After the funeral of James and Lily Potter, Remus doesn't cry for twelve long years.
Then Sirius came back, of course, and he was like a skeleton, fresh out of the freezer common folk called Azkaban - the wizarding prison. So they still shared a bed, but it wasn't the same. Okay, Remus could compromise - in the beginning of Sirius' return, it was the same.
But then Sirius started to go a bit mad, started to shun Remus, started to yell, stop eating or eat too much, started to look away while they were being intimate. Remus, after 13 years of being alone and lonely, had neither enough nor too little. And he continued to get older and older, and so did Sirius - locked up in his parents' house, with only a hippogriff and a werewolf for company. Instead of breaking Remus' heart once, he did it every day, repeatedly. So Remus gave up.
"I give up," he says to the empty kitchen. "I give up. You win."
---
Even here, in the relative quiet of the library, the Most Ancient and Noble House of Black carries on its legacy. Nothing is quiet in here for too long, and right on cue, a noise breaks the monotony.
Books creak in protest as Remus' spine cracks the ages-old binding. He bites down, hard, on his lip, keeping in the moans and screams that are threatening to erupt. Remus feels the coming rush; feels the rusty taste of red humanity hot on his tongue. He's not sure if this is what he wants, but this is as good as it's going to get.
With a pained grunt, finally releasing his mutilated lower lip, he spills himself into Sirius' hand. Falling forward a bit, he covers his eyes with his hand, coming to rest on his lover's emaciated shoulder.

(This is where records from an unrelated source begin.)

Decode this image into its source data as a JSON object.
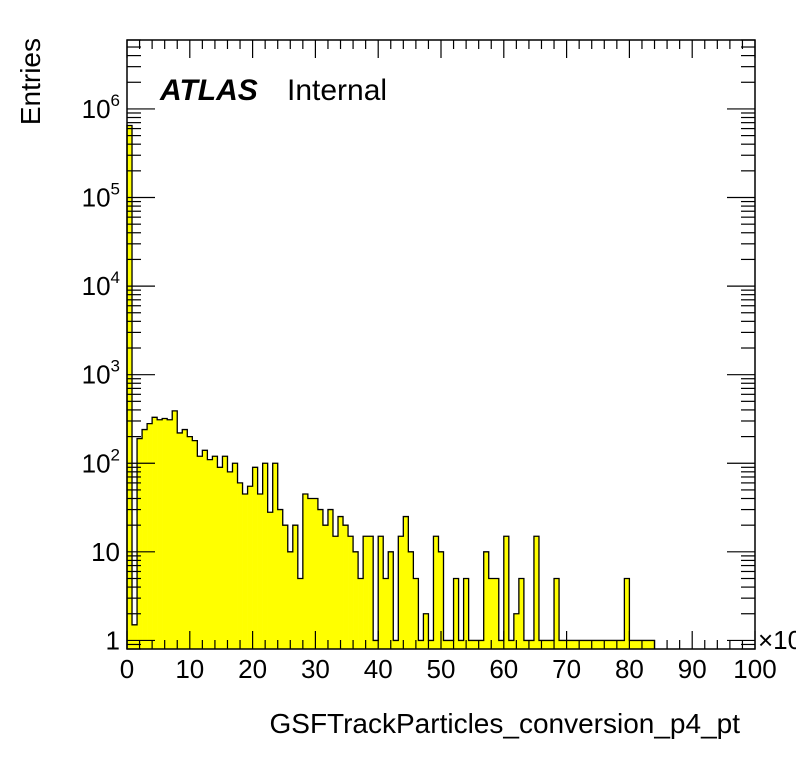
{
  "chart_data": {
    "type": "bar",
    "title": "",
    "xlabel": "GSFTrackParticles_conversion_p4_pt",
    "ylabel": "Entries",
    "x_multiplier_label": "×10",
    "label_main": "ATLAS",
    "label_sub": "Internal",
    "xlim": [
      0,
      100
    ],
    "ylim": [
      0.8,
      6000000
    ],
    "log_y": true,
    "x_tick_labels": [
      "0",
      "10",
      "20",
      "30",
      "40",
      "50",
      "60",
      "70",
      "80",
      "90",
      "100"
    ],
    "y_tick_labels": [
      {
        "value": 1,
        "base": "1",
        "exp": ""
      },
      {
        "value": 10,
        "base": "10",
        "exp": ""
      },
      {
        "value": 100,
        "base": "10",
        "exp": "2"
      },
      {
        "value": 1000,
        "base": "10",
        "exp": "3"
      },
      {
        "value": 10000,
        "base": "10",
        "exp": "4"
      },
      {
        "value": 100000,
        "base": "10",
        "exp": "5"
      },
      {
        "value": 1000000,
        "base": "10",
        "exp": "6"
      }
    ],
    "fill_color": "#ffff00",
    "line_color": "#000000",
    "bin_width": 0.8,
    "series": [
      {
        "values": [
          650000,
          1.5,
          190,
          240,
          280,
          330,
          310,
          320,
          310,
          390,
          220,
          240,
          200,
          180,
          120,
          140,
          110,
          120,
          90,
          120,
          80,
          100,
          60,
          45,
          55,
          90,
          45,
          100,
          28,
          100,
          30,
          20,
          10,
          20,
          5,
          45,
          40,
          40,
          30,
          20,
          30,
          15,
          25,
          20,
          15,
          10,
          5,
          15,
          15,
          1,
          15,
          5,
          10,
          1,
          15,
          25,
          10,
          5,
          1,
          2,
          1,
          15,
          10,
          1,
          1,
          5,
          1,
          5,
          1,
          1,
          1,
          10,
          5,
          5,
          1,
          15,
          1,
          2,
          5,
          1,
          1,
          15,
          1,
          1,
          1,
          5,
          1,
          1,
          1,
          1,
          1,
          1,
          1,
          1,
          1,
          1,
          1,
          1,
          1,
          5,
          1,
          1,
          1,
          1,
          1
        ]
      }
    ]
  }
}
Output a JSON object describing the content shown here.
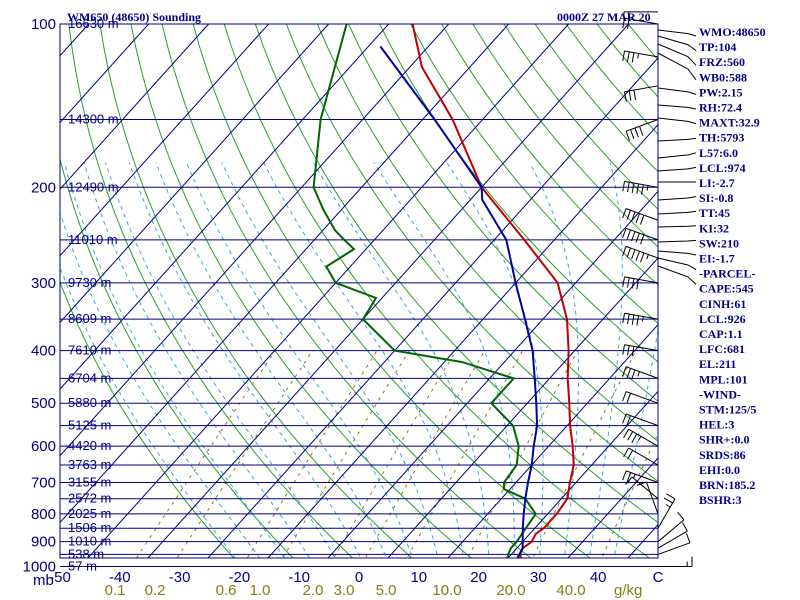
{
  "header": {
    "station": "WM650 (48650) Sounding",
    "time": "0000Z 27 MAR 20"
  },
  "chart_data": {
    "type": "skew-t",
    "title": "WM650 (48650) Sounding",
    "xlabel": "",
    "ylabel": "mb",
    "pressure_ticks": [
      {
        "p": 100,
        "label": "100"
      },
      {
        "p": 200,
        "label": "200"
      },
      {
        "p": 300,
        "label": "300"
      },
      {
        "p": 400,
        "label": "400"
      },
      {
        "p": 500,
        "label": "500"
      },
      {
        "p": 600,
        "label": "600"
      },
      {
        "p": 700,
        "label": "700"
      },
      {
        "p": 800,
        "label": "800"
      },
      {
        "p": 900,
        "label": "900"
      },
      {
        "p": 1000,
        "label": "1000"
      }
    ],
    "pressure_unit_label": "mb",
    "temperature_ticks": [
      {
        "t": -50,
        "label": "-50"
      },
      {
        "t": -40,
        "label": "-40"
      },
      {
        "t": -30,
        "label": "-30"
      },
      {
        "t": -20,
        "label": "-20"
      },
      {
        "t": -10,
        "label": "-10"
      },
      {
        "t": 0,
        "label": "0"
      },
      {
        "t": 10,
        "label": "10"
      },
      {
        "t": 20,
        "label": "20"
      },
      {
        "t": 30,
        "label": "30"
      },
      {
        "t": 40,
        "label": "40"
      },
      {
        "t": 50,
        "label": "C"
      }
    ],
    "mixing_ratio_ticks": [
      "0.1",
      "0.2",
      "0.6",
      "1.0",
      "2.0",
      "3.0",
      "5.0",
      "10.0",
      "20.0",
      "40.0"
    ],
    "mixing_ratio_unit": "g/kg",
    "height_labels": [
      {
        "p": 100,
        "label": "16630 m"
      },
      {
        "p": 150,
        "label": "14300 m"
      },
      {
        "p": 200,
        "label": "12490 m"
      },
      {
        "p": 250,
        "label": "11010 m"
      },
      {
        "p": 300,
        "label": "9730 m"
      },
      {
        "p": 350,
        "label": "8609 m"
      },
      {
        "p": 400,
        "label": "7610 m"
      },
      {
        "p": 450,
        "label": "6704 m"
      },
      {
        "p": 500,
        "label": "5880 m"
      },
      {
        "p": 550,
        "label": "5125 m"
      },
      {
        "p": 600,
        "label": "4420 m"
      },
      {
        "p": 650,
        "label": "3763 m"
      },
      {
        "p": 700,
        "label": "3155 m"
      },
      {
        "p": 750,
        "label": "2572 m"
      },
      {
        "p": 800,
        "label": "2025 m"
      },
      {
        "p": 850,
        "label": "1506 m"
      },
      {
        "p": 900,
        "label": "1010 m"
      },
      {
        "p": 950,
        "label": "538 m"
      },
      {
        "p": 1000,
        "label": "57 m"
      }
    ],
    "series": [
      {
        "name": "temperature",
        "color": "#c00000",
        "points": [
          [
            1003,
            24
          ],
          [
            985,
            23
          ],
          [
            950,
            21.5
          ],
          [
            925,
            21
          ],
          [
            900,
            21.5
          ],
          [
            870,
            21
          ],
          [
            850,
            21.5
          ],
          [
            800,
            21.5
          ],
          [
            750,
            21
          ],
          [
            700,
            19
          ],
          [
            650,
            17
          ],
          [
            600,
            14
          ],
          [
            550,
            10.5
          ],
          [
            500,
            7
          ],
          [
            450,
            3
          ],
          [
            400,
            -1
          ],
          [
            350,
            -6
          ],
          [
            300,
            -13
          ],
          [
            250,
            -25
          ],
          [
            200,
            -40
          ],
          [
            150,
            -55
          ],
          [
            120,
            -68
          ],
          [
            100,
            -76
          ],
          [
            95,
            -76
          ],
          [
            90,
            -75
          ]
        ]
      },
      {
        "name": "dewpoint",
        "color": "#006400",
        "points": [
          [
            1003,
            20
          ],
          [
            985,
            20.5
          ],
          [
            950,
            19.5
          ],
          [
            925,
            19
          ],
          [
            900,
            19
          ],
          [
            850,
            18.5
          ],
          [
            800,
            18
          ],
          [
            750,
            14
          ],
          [
            720,
            9
          ],
          [
            700,
            8
          ],
          [
            650,
            7.5
          ],
          [
            600,
            5
          ],
          [
            550,
            1
          ],
          [
            500,
            -6
          ],
          [
            450,
            -6
          ],
          [
            420,
            -17
          ],
          [
            400,
            -30
          ],
          [
            350,
            -40
          ],
          [
            320,
            -41
          ],
          [
            300,
            -50
          ],
          [
            280,
            -54
          ],
          [
            260,
            -52
          ],
          [
            250,
            -55
          ],
          [
            240,
            -58
          ],
          [
            220,
            -63
          ],
          [
            200,
            -68
          ],
          [
            150,
            -77
          ],
          [
            100,
            -87
          ],
          [
            95,
            -87
          ],
          [
            90,
            -86
          ]
        ]
      },
      {
        "name": "parcel",
        "color": "#0000a0",
        "points": [
          [
            1003,
            24
          ],
          [
            985,
            23
          ],
          [
            960,
            21.5
          ],
          [
            926,
            21
          ],
          [
            900,
            20
          ],
          [
            850,
            18
          ],
          [
            800,
            16
          ],
          [
            750,
            14
          ],
          [
            700,
            12
          ],
          [
            650,
            10
          ],
          [
            600,
            7.5
          ],
          [
            550,
            5
          ],
          [
            500,
            1.5
          ],
          [
            450,
            -2.5
          ],
          [
            400,
            -7
          ],
          [
            350,
            -13
          ],
          [
            300,
            -20
          ],
          [
            250,
            -28
          ],
          [
            211,
            -38
          ],
          [
            200,
            -40
          ],
          [
            150,
            -58
          ],
          [
            110,
            -78
          ]
        ]
      }
    ],
    "wind_barbs": [
      {
        "p": 1000,
        "dir": 90,
        "spd": 5
      },
      {
        "p": 950,
        "dir": 110,
        "spd": 10
      },
      {
        "p": 925,
        "dir": 120,
        "spd": 10
      },
      {
        "p": 900,
        "dir": 130,
        "spd": 10
      },
      {
        "p": 850,
        "dir": 150,
        "spd": 15
      },
      {
        "p": 800,
        "dir": 200,
        "spd": 10
      },
      {
        "p": 750,
        "dir": 230,
        "spd": 10
      },
      {
        "p": 700,
        "dir": 250,
        "spd": 15
      },
      {
        "p": 650,
        "dir": 240,
        "spd": 20
      },
      {
        "p": 600,
        "dir": 240,
        "spd": 25
      },
      {
        "p": 550,
        "dir": 250,
        "spd": 20
      },
      {
        "p": 500,
        "dir": 250,
        "spd": 20
      },
      {
        "p": 450,
        "dir": 250,
        "spd": 25
      },
      {
        "p": 400,
        "dir": 260,
        "spd": 30
      },
      {
        "p": 350,
        "dir": 260,
        "spd": 35
      },
      {
        "p": 300,
        "dir": 260,
        "spd": 40
      },
      {
        "p": 270,
        "dir": 250,
        "spd": 45
      },
      {
        "p": 250,
        "dir": 250,
        "spd": 50
      },
      {
        "p": 230,
        "dir": 250,
        "spd": 50
      },
      {
        "p": 200,
        "dir": 260,
        "spd": 45
      },
      {
        "p": 150,
        "dir": 290,
        "spd": 40
      },
      {
        "p": 130,
        "dir": 280,
        "spd": 30
      },
      {
        "p": 115,
        "dir": 260,
        "spd": 25
      },
      {
        "p": 100,
        "dir": 260,
        "spd": 20
      },
      {
        "p": 95,
        "dir": 270,
        "spd": 20
      }
    ],
    "indices": [
      "WMO:48650",
      "TP:104",
      "FRZ:560",
      "WB0:588",
      "PW:2.15",
      "RH:72.4",
      "MAXT:32.9",
      "TH:5793",
      "L57:6.0",
      "LCL:974",
      "LI:-2.7",
      "SI:-0.8",
      "TT:45",
      "KI:32",
      "SW:210",
      "EI:-1.7",
      "-PARCEL-",
      "CAPE:545",
      "CINH:61",
      "LCL:926",
      "CAP:1.1",
      "LFC:681",
      "EL:211",
      "MPL:101",
      "-WIND-",
      "STM:125/5",
      "HEL:3",
      "SHR+:0.0",
      "SRDS:86",
      "EHI:0.0",
      "BRN:185.2",
      "BSHR:3"
    ]
  }
}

"What's wrong, Moony?" says Sirius, with an affection that Remus hasn't heard in days - or, it seems, years. The puppy-dog tone is so endearingly familiar and heartbreakingly painful simultaneously that it makes him want to scream. With this, he knows that it's over, and that's the hardest part - that Sirius won't admit it, or maybe doesn't know yet.

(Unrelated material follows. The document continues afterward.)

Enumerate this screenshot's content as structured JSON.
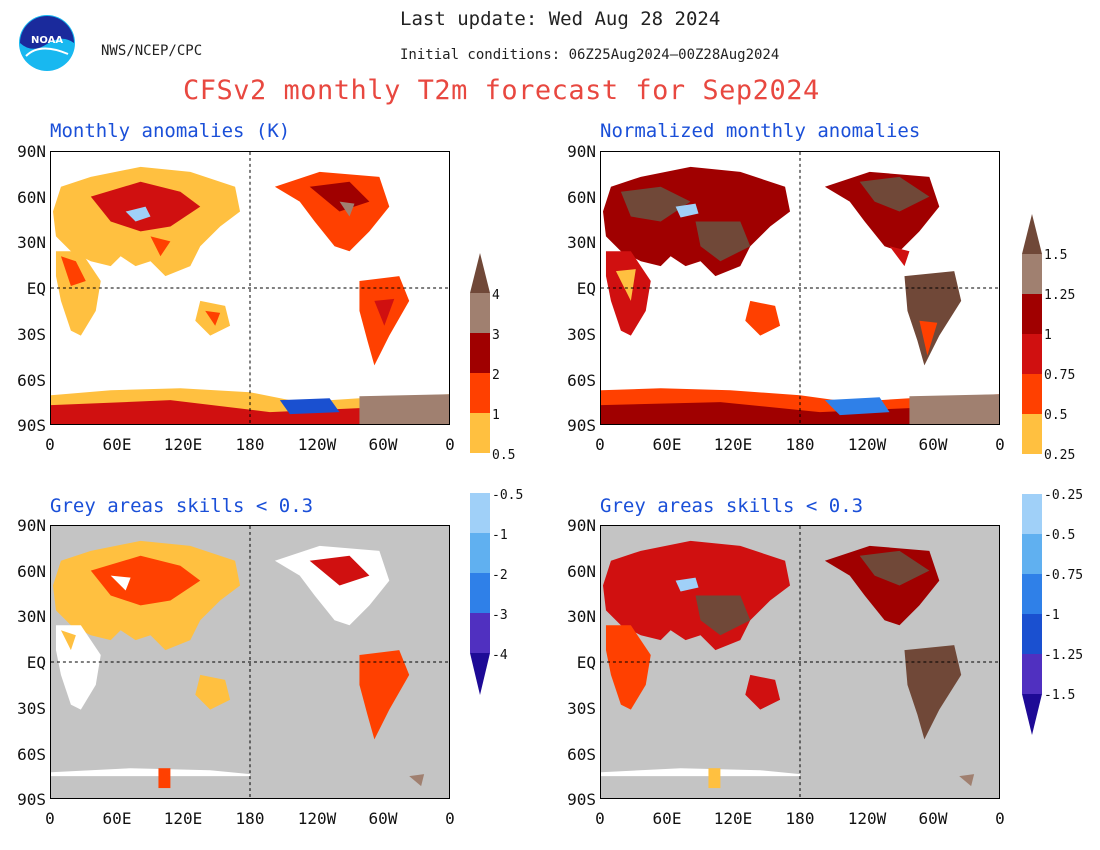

"We're old, Siri, Sirius," he chokes out. "Old."
He feels the muscles in Sirius' shoulder tense for a moment. Then Sirius withdraws, and Remus traces the worn lines in the smaller dog's face - etching them in his brain for all eternity, watching the half-moonlight play across the wrinkles and the plateaus, the crow's-feet and the gray eyes. Something sad flickers across Sirius' white face for a moment, and then he bends down, wiping his hand on the carper roughly. Rising to his feet fluidly, he looks at Remus - a hard look, a real look - and says, in an indescribable tone, "You don't think I know that?"
Then he leaves, without once looking back. Remus ekes out a painful "I'm sorry, I still love you". Or maybe it was "I'm sorry I still love you." Either way, Remus is left alone in the library of Sirius' forebears, and he cries without ever letting a tear fall, because werewolves - and real boys - don't cry.

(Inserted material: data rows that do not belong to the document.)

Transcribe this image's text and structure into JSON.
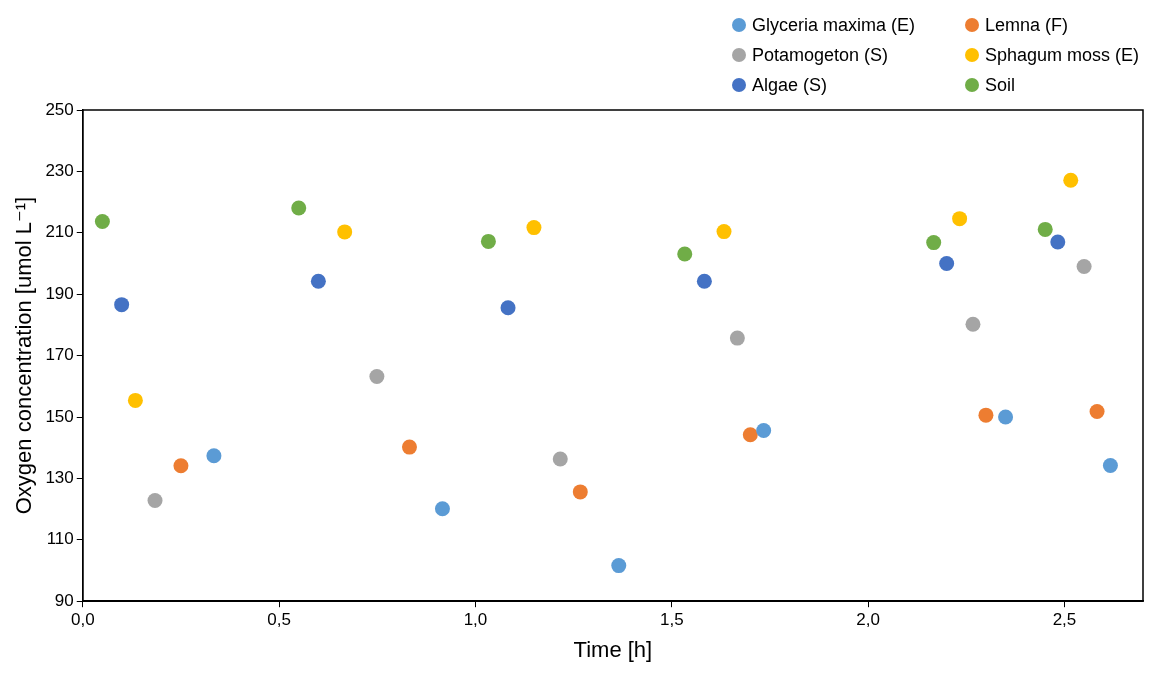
{
  "chart_data": {
    "type": "scatter",
    "xlabel": "Time [h]",
    "ylabel": "Oxygen concentration [umol L⁻¹]",
    "xlim": [
      0,
      2.7
    ],
    "xticks": [
      {
        "value": 0,
        "label": "0,0"
      },
      {
        "value": 0.5,
        "label": "0,5"
      },
      {
        "value": 1,
        "label": "1,0"
      },
      {
        "value": 1.5,
        "label": "1,5"
      },
      {
        "value": 2,
        "label": "2,0"
      },
      {
        "value": 2.5,
        "label": "2,5"
      }
    ],
    "ylim": [
      90,
      250
    ],
    "yticks": [
      90,
      110,
      130,
      150,
      170,
      190,
      210,
      230,
      250
    ],
    "grid": false,
    "legend": "top right",
    "marker": "circle",
    "series": [
      {
        "name": "Glyceria maxima (E)",
        "color": "#5b9bd5",
        "x": [
          0.334,
          0.916,
          1.365,
          1.734,
          2.35,
          2.617
        ],
        "values": [
          137.4,
          120.1,
          101.6,
          145.6,
          150.0,
          134.2
        ]
      },
      {
        "name": "Lemna (F)",
        "color": "#ed7d31",
        "x": [
          0.25,
          0.832,
          1.267,
          1.7,
          2.3,
          2.583
        ],
        "values": [
          134.1,
          140.2,
          125.6,
          144.2,
          150.6,
          151.8
        ]
      },
      {
        "name": "Potamogeton (S)",
        "color": "#a5a5a5",
        "x": [
          0.184,
          0.749,
          1.216,
          1.667,
          2.267,
          2.55
        ],
        "values": [
          122.8,
          163.2,
          136.3,
          175.7,
          180.2,
          199.0
        ]
      },
      {
        "name": "Sphagum moss (E)",
        "color": "#ffc000",
        "x": [
          0.134,
          0.667,
          1.149,
          1.633,
          2.233,
          2.516
        ],
        "values": [
          155.4,
          210.3,
          211.7,
          210.4,
          214.6,
          227.1
        ]
      },
      {
        "name": "Algae (S)",
        "color": "#4472c4",
        "x": [
          0.099,
          0.6,
          1.083,
          1.583,
          2.2,
          2.483
        ],
        "values": [
          186.6,
          194.2,
          185.6,
          194.2,
          200.0,
          207.0
        ]
      },
      {
        "name": "Soil",
        "color": "#70ad47",
        "x": [
          0.05,
          0.55,
          1.033,
          1.533,
          2.167,
          2.451
        ],
        "values": [
          213.7,
          218.1,
          207.2,
          203.1,
          206.8,
          211.1
        ]
      }
    ]
  }
}
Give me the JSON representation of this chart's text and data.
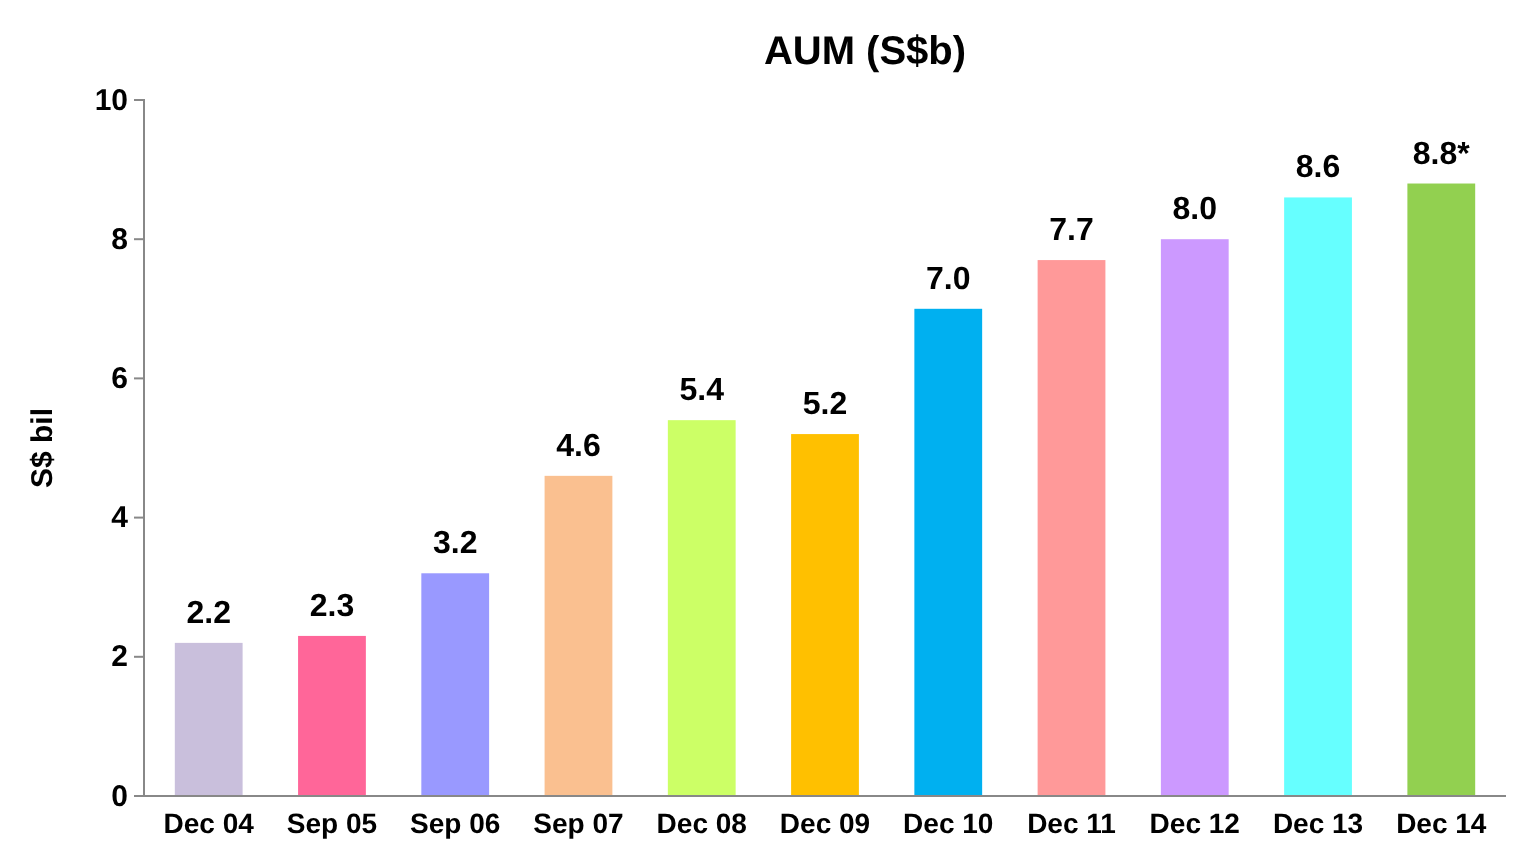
{
  "chart_data": {
    "type": "bar",
    "title": "AUM (S$b)",
    "ylabel": "S$ bil",
    "categories": [
      "Dec 04",
      "Sep 05",
      "Sep 06",
      "Sep 07",
      "Dec 08",
      "Dec 09",
      "Dec 10",
      "Dec 11",
      "Dec 12",
      "Dec 13",
      "Dec 14"
    ],
    "values": [
      2.2,
      2.3,
      3.2,
      4.6,
      5.4,
      5.2,
      7.0,
      7.7,
      8.0,
      8.6,
      8.8
    ],
    "value_labels": [
      "2.2",
      "2.3",
      "3.2",
      "4.6",
      "5.4",
      "5.2",
      "7.0",
      "7.7",
      "8.0",
      "8.6",
      "8.8*"
    ],
    "colors": [
      "#c9bfdc",
      "#ff6699",
      "#9999ff",
      "#fac090",
      "#ccff66",
      "#ffc000",
      "#00b0f0",
      "#ff9999",
      "#cc99ff",
      "#66ffff",
      "#92d050"
    ],
    "ylim": [
      0,
      10
    ],
    "yticks": [
      0,
      2,
      4,
      6,
      8,
      10
    ]
  }
}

A day later, Sirius falls through the veil, and Remus is left alone, with dry eyes and a library full of evil books. Books with teeth.
---
The next time Remus cries, it's when he makes love to Tonks for the first time, and he looks away because it's like fucking her long-since-dead asshole of a cousin.
Remus cries, but Nymphadora doesn't, because Real Girls don't cry. Remus taught her that.